Judge Dow granted in part plaintiffs' motion to dismiss plaintiff's inequitable conduct affirmative defenses and corresponding counterclaim in this patent case related to a treatment for hyperthyroidism. The Court dismissed defendants' defenses and claims based upon infectious unenforceability. Defendants showed a relationship between the patents-in-suit and the earlier patents. But defendants did not meet the Fed.R.Civ.P. 9(b) pleading standards because they did not plead an "immediate and necessary" relationship between the patents-in-suit and the earlier patents in the family.

The Court denied the motion to dismiss as to prior art references that had been disclosed in earlier, related patent prosecutions, but not the prosecutions of the patents-in-suit. Defendants' allegations were sufficient to allow the Court to infer that the prior art references were intentionally withheld to avoid rejections similar to those from the earlier prosecutions based upon that prior art. It did not matter that defendants did not allege that the prior art references were not cumulative. Rule 9(b) pleading is designed to put the opposing part on notice, not to require the recitation of "certain magic words." The Court dismissed defendants' allegations regarding allegedly false statements to the PTO because other writings requested the applicant did not believe the statements to be false. 

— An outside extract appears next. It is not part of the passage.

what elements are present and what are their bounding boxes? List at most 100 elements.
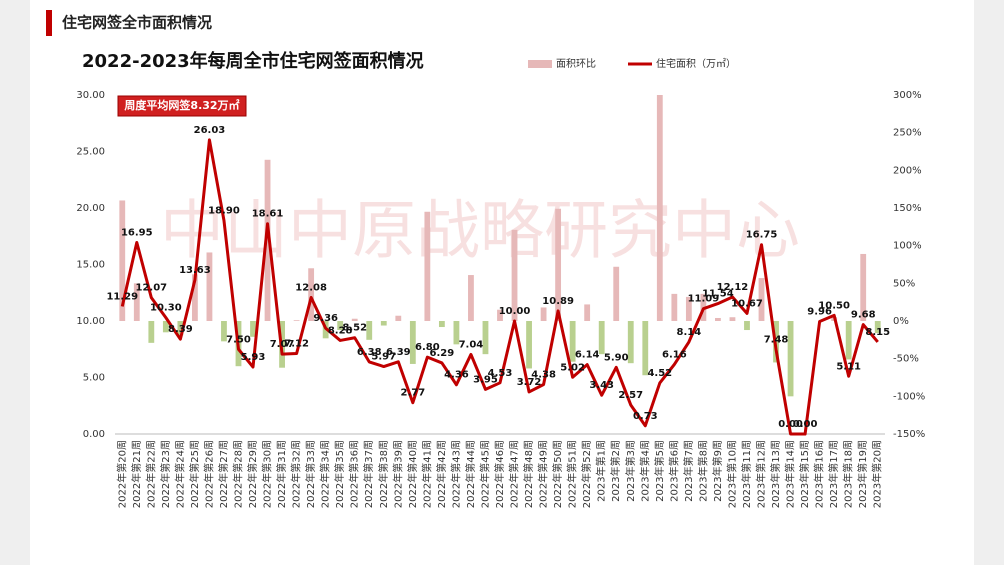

Defendants' allegations regarding certain of plaintiffs' undisclosed articles were sufficiently plead. Defendants identified specific articles written by patentee, and plead that they were relevant and that patentee failed to disclose them. 

Finally, defendants sufficiently pled that plaintiff's submitted article made misleading statements about the state of the art. Among other reasons, the Court noted that the truth of the contested statements could not be decided upon a motion to dismiss.